Interest remains strong among California residents
As eyewatering home prices continue to push housing affordability out of reach for many California buyers, plenty appear to be turning their attention to the Las Vegas market – a trend that’s been evident since the COVID-19 pandemic took hold.
Los Angeles and San Francisco residents made up the two most prominent homebuyer types moving into Vegas from other metro areas, according to real estate data from March to May, with San Diego rounding out the top four beneath Seattle.
That interest is continuing even as the number of homes sold in Vegas ticked slightly downwards on a year-over-year basis, although the median sale price continued to climb thanks to ongoing inventory challenges.
Lamont Harris Jr. (pictured top), president and chief executive officer at the Vegas-based Harris Capital Mortgage Group, told Mortgage Professional America that the region had not been immune to the same supply scarcity evident throughout the US.
Still, that hasn’t stopped out-of-state buyers from weighing up a move to Vegas to take advantage of lower home prices than those in their own markets.
“I do see that we really have a shortage of inventory here – not just locally, but I’m seeing that as being a common trend across the nation,” he said. “What we’re seeing is families relocating here from California. That seems to be a continuing trend that has been pretty much [growing] post-COVID.
“A lot of families relocate here from Northern and Southern California. Most of them are working remotely, and then I’ve had an increase in the number of military families commuting from Southern California, from Fort Irwin, about two hours out of Vegas.”
What’s the outlook for first-time buyers?
A significant majority of those buyers moving to Vegas from California are first-time purchasers, Harris added, disillusioned with ever-climbing prices in the Golden State and focused on a switch to a more affordable market.
Still, with average home prices jumping by 7.3% in Vegas in May compared to the same time last year – and hitting the $440,000 mark – affording a property there is no easy feat.
While FHA loans have proven a net benefit for first-time homebuyers in Las Vegas, they’re not without their downsides, according to Harris.
“FHA has been [helpful], but over the last 12 months we’re seeing a trend in prices increasing in Vegas,” he said.
“The FHA loan limits do put a dampener on things a bit because a lot of people that are purchasing in some of the more popular school districts are seeing that the average home price has increased by more than 15% post-COVID. So the prices are just a little bit higher than what they were anticipating.”
Should buyers wait for rates to fall, or make a move now?
With mortgage rates remaining resolutely high, and the Fed staying the course for now by keeping its key rate unchanged, some buyers may be taking a wait-and-see approach to the current market and waiting for rates to dip before they enter the fray.
Mortgage applications rose for the second consecutive week as interest rates inched higher following the latest inflation data and Federal Reserve meeting. https://t.co/mvXkBLTTVs
— Mortgage Professional America Magazine (@MPAMagazineUS) June 19, 2024
That’s not necessarily the right move, Harris said, mainly because prices are likely to accelerate at a brisker clip than their current pace as soon as rates begin to fall.
“One of the things that we’ve been trying to do and be very intentional about is educating clients on how this could actually affect them over the coming months,” he said. “Whether it be 12 or 18 months, one of the things we want them to understand is that as rates drop, prices will continue to increase.
“I think the clients have been… wanting to move now and actually proceed rather than wait, so that’s good.
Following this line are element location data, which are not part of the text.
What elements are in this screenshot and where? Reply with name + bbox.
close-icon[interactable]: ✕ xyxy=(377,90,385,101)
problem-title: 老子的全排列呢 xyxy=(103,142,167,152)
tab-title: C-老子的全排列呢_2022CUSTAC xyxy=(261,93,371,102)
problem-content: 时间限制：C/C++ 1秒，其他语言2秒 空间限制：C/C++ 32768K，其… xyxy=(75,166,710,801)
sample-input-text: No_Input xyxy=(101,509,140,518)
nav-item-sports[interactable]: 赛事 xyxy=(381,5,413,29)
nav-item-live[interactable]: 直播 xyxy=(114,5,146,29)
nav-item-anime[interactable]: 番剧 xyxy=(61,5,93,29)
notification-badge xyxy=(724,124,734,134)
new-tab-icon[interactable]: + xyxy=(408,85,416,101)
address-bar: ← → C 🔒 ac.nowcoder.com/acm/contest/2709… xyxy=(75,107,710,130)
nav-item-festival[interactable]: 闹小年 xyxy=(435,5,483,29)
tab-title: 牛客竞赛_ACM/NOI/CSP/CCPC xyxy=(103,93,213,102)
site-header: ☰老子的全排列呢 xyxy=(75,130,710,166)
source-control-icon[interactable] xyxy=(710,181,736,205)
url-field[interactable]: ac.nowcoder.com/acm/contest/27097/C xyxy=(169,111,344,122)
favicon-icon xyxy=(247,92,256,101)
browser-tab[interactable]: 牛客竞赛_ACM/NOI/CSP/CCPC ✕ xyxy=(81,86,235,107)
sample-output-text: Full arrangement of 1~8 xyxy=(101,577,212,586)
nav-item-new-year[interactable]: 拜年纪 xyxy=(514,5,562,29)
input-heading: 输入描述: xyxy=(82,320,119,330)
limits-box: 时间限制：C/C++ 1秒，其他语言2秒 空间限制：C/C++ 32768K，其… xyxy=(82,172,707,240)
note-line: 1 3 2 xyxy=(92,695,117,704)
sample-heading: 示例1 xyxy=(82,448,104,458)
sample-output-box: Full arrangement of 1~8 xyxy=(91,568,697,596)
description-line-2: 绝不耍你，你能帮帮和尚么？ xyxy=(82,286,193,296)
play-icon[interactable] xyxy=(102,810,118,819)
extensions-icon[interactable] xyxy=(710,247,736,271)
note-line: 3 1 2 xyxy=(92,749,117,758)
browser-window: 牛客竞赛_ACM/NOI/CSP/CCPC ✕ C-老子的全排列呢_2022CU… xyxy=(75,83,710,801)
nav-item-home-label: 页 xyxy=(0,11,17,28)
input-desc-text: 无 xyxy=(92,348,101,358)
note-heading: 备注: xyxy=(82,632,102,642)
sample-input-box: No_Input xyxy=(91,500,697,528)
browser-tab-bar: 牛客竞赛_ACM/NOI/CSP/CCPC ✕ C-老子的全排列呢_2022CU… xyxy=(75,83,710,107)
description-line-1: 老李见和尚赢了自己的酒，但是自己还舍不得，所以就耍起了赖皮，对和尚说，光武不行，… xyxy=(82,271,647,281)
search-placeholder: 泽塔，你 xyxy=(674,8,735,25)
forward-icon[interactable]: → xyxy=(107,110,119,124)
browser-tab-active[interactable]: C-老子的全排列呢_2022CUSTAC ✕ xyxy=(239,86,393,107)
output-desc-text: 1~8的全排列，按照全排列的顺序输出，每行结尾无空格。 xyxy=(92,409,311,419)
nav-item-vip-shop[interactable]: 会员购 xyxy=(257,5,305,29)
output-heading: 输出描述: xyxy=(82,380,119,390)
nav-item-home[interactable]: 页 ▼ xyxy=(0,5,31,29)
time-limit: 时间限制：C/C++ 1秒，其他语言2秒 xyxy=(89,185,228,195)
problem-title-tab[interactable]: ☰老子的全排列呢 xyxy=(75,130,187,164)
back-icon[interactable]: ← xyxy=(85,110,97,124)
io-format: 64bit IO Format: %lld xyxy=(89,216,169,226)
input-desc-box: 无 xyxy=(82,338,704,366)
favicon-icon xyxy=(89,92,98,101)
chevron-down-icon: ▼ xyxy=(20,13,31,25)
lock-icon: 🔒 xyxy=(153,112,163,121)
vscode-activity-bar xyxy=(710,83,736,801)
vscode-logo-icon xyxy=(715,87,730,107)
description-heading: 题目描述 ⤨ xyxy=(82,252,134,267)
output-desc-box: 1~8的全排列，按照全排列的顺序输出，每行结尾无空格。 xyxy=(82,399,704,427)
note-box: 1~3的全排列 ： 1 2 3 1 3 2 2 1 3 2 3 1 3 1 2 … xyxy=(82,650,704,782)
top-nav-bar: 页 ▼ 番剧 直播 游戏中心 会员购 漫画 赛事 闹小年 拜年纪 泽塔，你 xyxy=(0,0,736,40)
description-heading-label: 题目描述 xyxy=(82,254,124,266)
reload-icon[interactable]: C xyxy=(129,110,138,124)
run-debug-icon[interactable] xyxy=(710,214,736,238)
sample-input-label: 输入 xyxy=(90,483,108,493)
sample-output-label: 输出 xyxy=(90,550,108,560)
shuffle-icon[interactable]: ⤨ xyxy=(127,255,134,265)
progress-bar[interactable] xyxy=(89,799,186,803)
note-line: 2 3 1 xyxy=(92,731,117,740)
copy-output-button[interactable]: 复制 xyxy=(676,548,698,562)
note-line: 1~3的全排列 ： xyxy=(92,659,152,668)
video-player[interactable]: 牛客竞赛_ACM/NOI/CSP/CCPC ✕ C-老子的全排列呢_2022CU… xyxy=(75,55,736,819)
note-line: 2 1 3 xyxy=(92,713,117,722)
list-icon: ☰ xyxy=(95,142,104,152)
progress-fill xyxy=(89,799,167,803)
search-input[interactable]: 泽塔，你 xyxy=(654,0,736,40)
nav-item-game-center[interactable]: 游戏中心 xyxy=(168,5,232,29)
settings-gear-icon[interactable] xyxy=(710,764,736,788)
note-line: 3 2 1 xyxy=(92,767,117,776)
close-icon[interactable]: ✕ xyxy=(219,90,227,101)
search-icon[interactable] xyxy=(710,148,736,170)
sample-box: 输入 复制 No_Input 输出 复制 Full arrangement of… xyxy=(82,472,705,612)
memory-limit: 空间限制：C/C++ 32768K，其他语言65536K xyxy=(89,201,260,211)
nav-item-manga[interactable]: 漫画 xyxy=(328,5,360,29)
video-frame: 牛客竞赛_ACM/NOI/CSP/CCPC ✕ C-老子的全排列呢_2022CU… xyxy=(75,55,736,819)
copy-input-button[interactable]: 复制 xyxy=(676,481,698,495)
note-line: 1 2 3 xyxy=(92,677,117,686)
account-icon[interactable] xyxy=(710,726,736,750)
What we’ve been telling clients all along is most of the investors in the space and the market didn’t anticipate the Fed to move much when they met last week, and they did not.”
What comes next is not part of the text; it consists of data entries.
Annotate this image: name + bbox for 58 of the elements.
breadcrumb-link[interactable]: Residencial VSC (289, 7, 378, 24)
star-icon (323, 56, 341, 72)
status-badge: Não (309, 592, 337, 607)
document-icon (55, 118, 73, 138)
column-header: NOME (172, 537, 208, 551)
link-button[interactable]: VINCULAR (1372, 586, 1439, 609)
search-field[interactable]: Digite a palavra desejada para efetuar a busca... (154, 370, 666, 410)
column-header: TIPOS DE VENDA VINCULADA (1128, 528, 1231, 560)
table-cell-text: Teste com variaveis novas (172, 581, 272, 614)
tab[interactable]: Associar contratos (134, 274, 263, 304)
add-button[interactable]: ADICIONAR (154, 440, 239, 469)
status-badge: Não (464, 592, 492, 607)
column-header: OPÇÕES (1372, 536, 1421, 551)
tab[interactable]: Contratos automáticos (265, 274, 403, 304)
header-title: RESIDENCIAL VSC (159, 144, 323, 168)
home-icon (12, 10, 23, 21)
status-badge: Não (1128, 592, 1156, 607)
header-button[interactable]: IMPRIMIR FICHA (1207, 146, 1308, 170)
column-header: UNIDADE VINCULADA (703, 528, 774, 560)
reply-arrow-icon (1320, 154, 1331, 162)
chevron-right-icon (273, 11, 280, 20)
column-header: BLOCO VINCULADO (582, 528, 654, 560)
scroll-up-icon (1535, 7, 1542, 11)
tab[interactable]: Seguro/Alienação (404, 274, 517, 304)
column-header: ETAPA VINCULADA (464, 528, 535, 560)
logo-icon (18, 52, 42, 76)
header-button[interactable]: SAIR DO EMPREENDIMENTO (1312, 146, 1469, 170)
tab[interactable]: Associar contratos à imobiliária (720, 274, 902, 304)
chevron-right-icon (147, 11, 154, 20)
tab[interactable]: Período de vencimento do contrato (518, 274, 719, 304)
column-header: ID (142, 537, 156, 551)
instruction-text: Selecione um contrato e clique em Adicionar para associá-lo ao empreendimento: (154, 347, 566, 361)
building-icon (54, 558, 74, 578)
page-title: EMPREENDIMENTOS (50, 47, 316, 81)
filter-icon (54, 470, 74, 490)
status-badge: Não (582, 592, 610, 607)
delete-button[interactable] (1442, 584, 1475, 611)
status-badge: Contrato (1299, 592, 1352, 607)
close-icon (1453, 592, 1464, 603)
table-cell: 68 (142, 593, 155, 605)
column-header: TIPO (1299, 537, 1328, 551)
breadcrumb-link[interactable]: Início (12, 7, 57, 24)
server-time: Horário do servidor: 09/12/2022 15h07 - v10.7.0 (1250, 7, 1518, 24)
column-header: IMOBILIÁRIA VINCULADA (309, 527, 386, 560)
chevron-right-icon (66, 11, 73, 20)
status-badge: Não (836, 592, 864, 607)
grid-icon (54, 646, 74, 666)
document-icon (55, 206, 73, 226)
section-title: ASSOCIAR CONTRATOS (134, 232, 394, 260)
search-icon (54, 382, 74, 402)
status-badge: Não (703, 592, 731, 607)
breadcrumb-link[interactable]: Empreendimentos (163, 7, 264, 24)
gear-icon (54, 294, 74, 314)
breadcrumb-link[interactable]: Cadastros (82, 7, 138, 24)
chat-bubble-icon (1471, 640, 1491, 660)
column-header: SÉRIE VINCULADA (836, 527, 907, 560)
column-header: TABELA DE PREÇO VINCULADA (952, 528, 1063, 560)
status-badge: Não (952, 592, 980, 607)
Expectations of multiple rate cuts by the central bank before the end of the year have all but vanished, meaning borrowers should be prepared for rates to stay high for much longer than originally envisaged, according to Harris.
“They’re holding steady, which is something that we anticipated,” he said. “We understand that the Fed’s looking to get inflation closer to 2% before we really see any change there, and I don’t know that that happens between now and the end of the year, to be honest.”